Public administration reform

The Government of Montenegro adopted Draft Agenda for Public Administration Reform in Montenegro for the period 2010-2014, entitled “Aurum”, in the end of June. It was put to public hearing and it is expected that the final text of the Strategy, together with the Action Plan for its implementation will be adopted by the end of September. These documents should provide a continuation of the process, which was begun by adopting the Administrative Reform Strategy for the period 2002-2009.

It is positive that the process of drafting a new strategy has been intensified since the beginning of the year and that relevant organizations and institutions, both domestic and international, have been included in process. Particularly important is the goal presented in the Draft, to adopt the laws on Ministries and other administrative bodies, civil service and public agencies. This is in accordance with the new Constitution of Montenegro, which provided that the Assembly of Montenegro is in charge of regulating the state administration system. Further, the reforms envisaged in the field of inspection service control are one of the straightforward places in the Draft. The problems are clearly defined, and measures are appropriate and specific. We should also point out the positive intention to “form a single body for inspection control”. The need for considering this option was indicated in the earlier studies of Institute Alternative.

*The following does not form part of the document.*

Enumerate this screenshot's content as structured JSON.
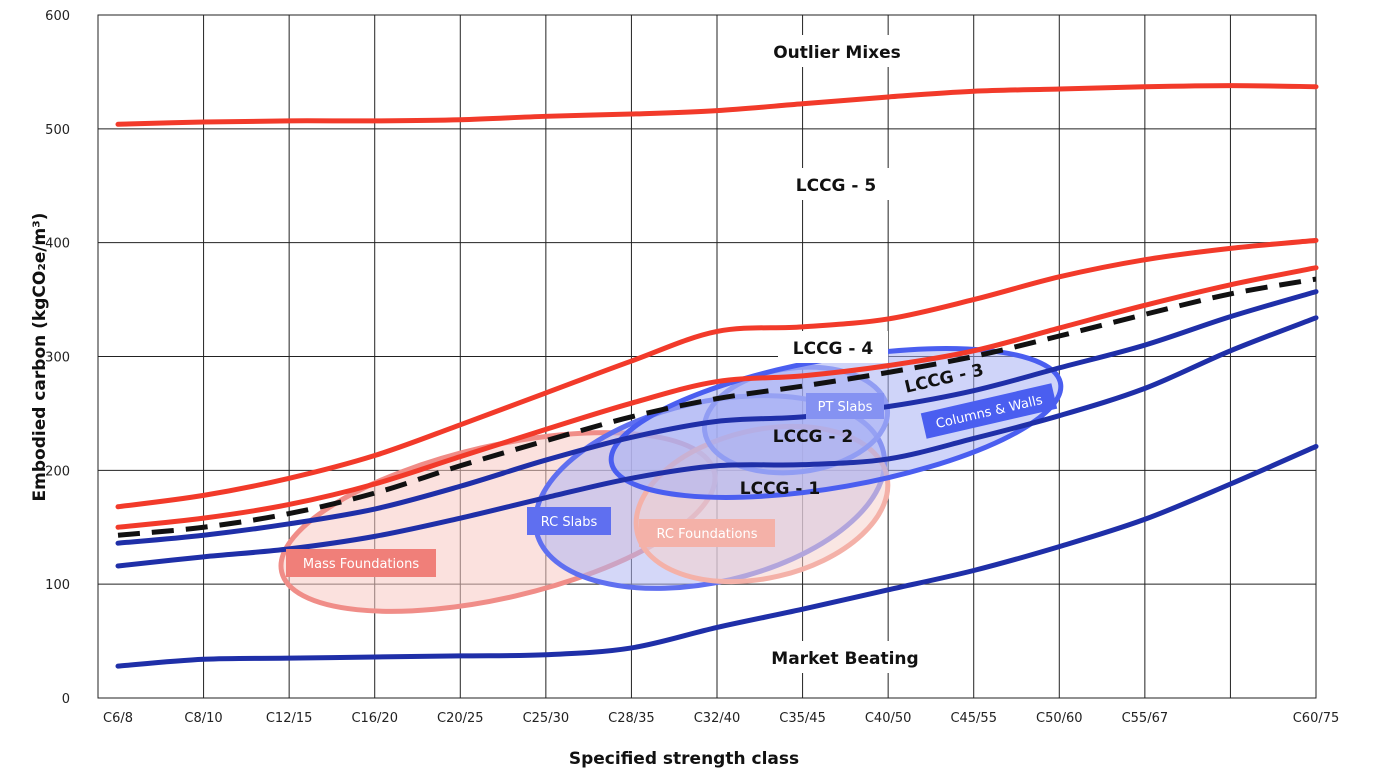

Although the Draft strategy represents a solid basis for further work, it is obvious that its authors did not possess a serious analysis of the results of implementing the earlier Strategy. This fact is not the result of their negligence, but rather the result of the general condition of the public administration and its weak analytical capacities. In the preparation of analysis and information, state administration bodies almost exclusively outline positive aspects of the process and its products, rather than issues, failures, their causes and consequences. Although participation and orientation of public administration toward citizens and legal entities has been promoted as a principle, the approach in preparing the analysis show that the possibility of using feedback, information, opinions and attitudes obtained from the users of services themselves has not been used. For example, the substantiality and the types of information presented in the Analysis of implementing public administration reform (2007) and Information on the implementation of public administration reform (2009) are such that they can not serve as a good basis for work on a new strategy. In these documents, there is no clear and precise data on realized, partially realized and unrealized measures from the earlier strategy and action plan, nor on the achievement of goals and objectives of the earlier strategy.

Thus, although the first of eight key goals of administrative reform was defined as “substantial transfer of powers to the lower levels, achieving a higher degree of flexibility of the entire administrative system”, the Draft did not give any answers to fundamental questions of content and dynamics of these reforms. The strategy requires a clearer definition in this section.

Among other things, the Draft anticipates rationalization of the number of employees in public administration as one of the major tasks, but fails to sufficiently explain the principles on which this tedious task will rest, as well as responsibility for implementation of this process. In a situation where there are no clear criteria for admission and promotion of civil servants, it is questionable whether and to what extent the process of reducing the number of employees can be based on objective criteria and requirements.

The Draft notes the need for “further development of the system of disciplinary responsibility”. It explains that “effective public administration implies greater individual responsibility of officials and employees in achieving the set goals,” and that the goal set forth is “accountability of public administration to other administrative, legislative or judicial authority, which is aimed at ensuring respect for the rule of law.” However, specific problems in this field are not identified, nor have strategic directions for their solution been defined.

If the Government wants the public administration reform strategy to be applicable and functional, then the key problems in current functioning of public administration must be clearly identified and strategic goals and objectives defined. Only on the basis of such a strategy, it is possible to prepare high-quality action plan, which will contain precise measures, timelines and responsibilities. Mutual relations (hierarchy, coherence, coordination and monitoring) of this Strategy and other Government’s strategic documents dealing with issues of importance to public administration should be resolved within the framework of this Strategy. Also, it is important that the strategy fully recognizes and correctly anticipated the needs of public administration in the process of European integration. That is why it is important to harmonize the Strategy and the National Plan for Integration of Montenegro into the European Union (NPI). Of importance to the success of the Strategy is also that the division of political coordination, operational activities and advisory roles is functional and a subject of full consensus in the Government. Last but not least, the Government should determine the amount of public funds for the implementation of the Strategy and thus further confirm the commitment to this process. Dynamics of the reform should not depend on the success of raising funds from foreign sources.